El interno se genera y prospera en el espíritu, alma o cosa invisible que hemos convenido en llevar dentro, por más que ese dentro tampoco alcancemos a concretarlo, situarlo, perimetrarlo o cosificarlo. Lo que parece más o menos indiscutible es su existencia, por efluvios, emociones, deslumbramientos, vibraciones, pálpitos, esperanzas, vitalismos, amparos, redenciones, universos de quisicosas que brotan de un manantial íntimo, sea cual fuere su recóndito lugar de ubicación. Justamente lo que se le viene resistiendo a la ciencia, dónde se encuentra tan escurridizo surtidor. Años y años lleva con cábalas o con sagaces investigaciones aunque saturadas de controversias, y todavía no. Pero como últimamente anda empecinada en localizarnos hasta la hormona de la bondad, es de alabar sus arduos y perseverantes rastreos, sin subvenciones y relegada a la sombra por determinados grupos de presión. Mientras tanto, convengamos que, dado el nivel cultural y científico medio de la población, existe un abstracto del espíritu del que por el momento se desconoce su genoma completo.

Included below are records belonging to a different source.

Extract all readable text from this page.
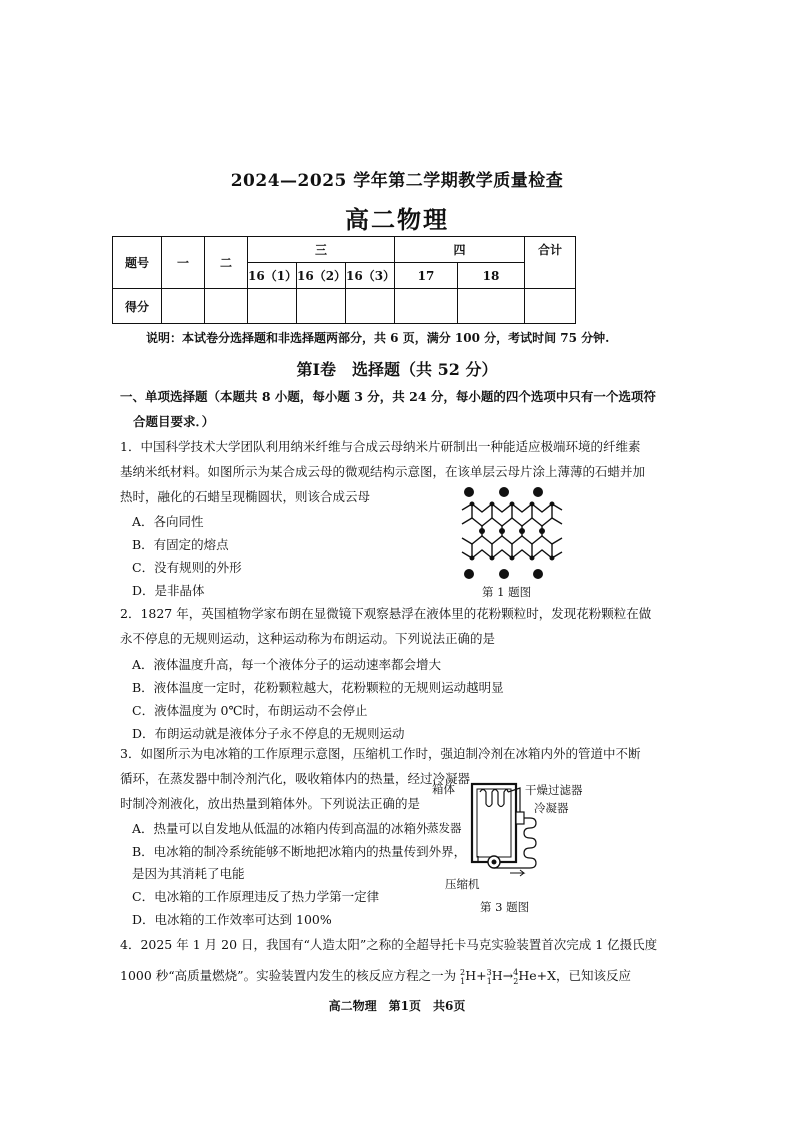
2024—2025 学年第二学期教学质量检查
高二物理
题号	一	二	三			四		合计
			16（1）	16（2）	16（3）	17	18	
得分								
说明：本试卷分选择题和非选择题两部分，共 6 页，满分 100 分，考试时间 75 分钟.
第Ⅰ卷　选择题（共 52 分）
一、单项选择题（本题共 8 小题，每小题 3 分，共 24 分，每小题的四个选项中只有一个选项符
合题目要求．）
1．中国科学技术大学团队利用纳米纤维与合成云母纳米片研制出一种能适应极端环境的纤维素
基纳米纸材料。如图所示为某合成云母的微观结构示意图，在该单层云母片涂上薄薄的石蜡并加
热时，融化的石蜡呈现椭圆状，则该合成云母
A．各向同性
B．有固定的熔点
C．没有规则的外形
D．是非晶体	第 1 题图
2．1827 年，英国植物学家布朗在显微镜下观察悬浮在液体里的花粉颗粒时，发现花粉颗粒在做
永不停息的无规则运动，这种运动称为布朗运动。下列说法正确的是
A．液体温度升高，每一个液体分子的运动速率都会增大
B．液体温度一定时，花粉颗粒越大，花粉颗粒的无规则运动越明显
C．液体温度为 0℃时，布朗运动不会停止
D．布朗运动就是液体分子永不停息的无规则运动
3．如图所示为电冰箱的工作原理示意图，压缩机工作时，强迫制冷剂在冰箱内外的管道中不断
循环，在蒸发器中制冷剂汽化，吸收箱体内的热量，经过冷凝器
时制冷剂液化，放出热量到箱体外。下列说法正确的是
A．热量可以自发地从低温的冰箱内传到高温的冰箱外
B．电冰箱的制冷系统能够不断地把冰箱内的热量传到外界，
是因为其消耗了电能
C．电冰箱的工作原理违反了热力学第一定律
D．电冰箱的工作效率可达到 100%
箱体	干燥过滤器
冷凝器
蒸发器
压缩机
第 3 题图
4．2025 年 1 月 20 日，我国有“人造太阳”之称的全超导托卡马克实验装置首次完成 1 亿摄氏度
1000 秒“高质量燃烧”。实验装置内发生的核反应方程之一为 $^2_1$H+$^3_1$H→$^4_2$He+X，已知该反应
高二物理　第1页　共6页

En cuanto al externo, este sí, este es palpable, mensurable, loable, soportable o insoportable. El rito. Sostén de la fe, valedor, canal, amparo, coartada, recurso, plétora, reflector, embozo, espejismo, cubrecarencias. En el universo creyente, no hay religión sin fervor, no hay fervor sin culto, no hay culto sin rito. En esto la ciencia no tiene nada que hacer. Todo rito religioso es alegoría más o menos feliz, más o menos creíble, viable, más o menos forzada, dogmatizada, más o menos propagada, apostolada, más o menos enfervorizada, prosélita; pero cuando se dispara a hipérbole, se convierte en folklore, de todas todas.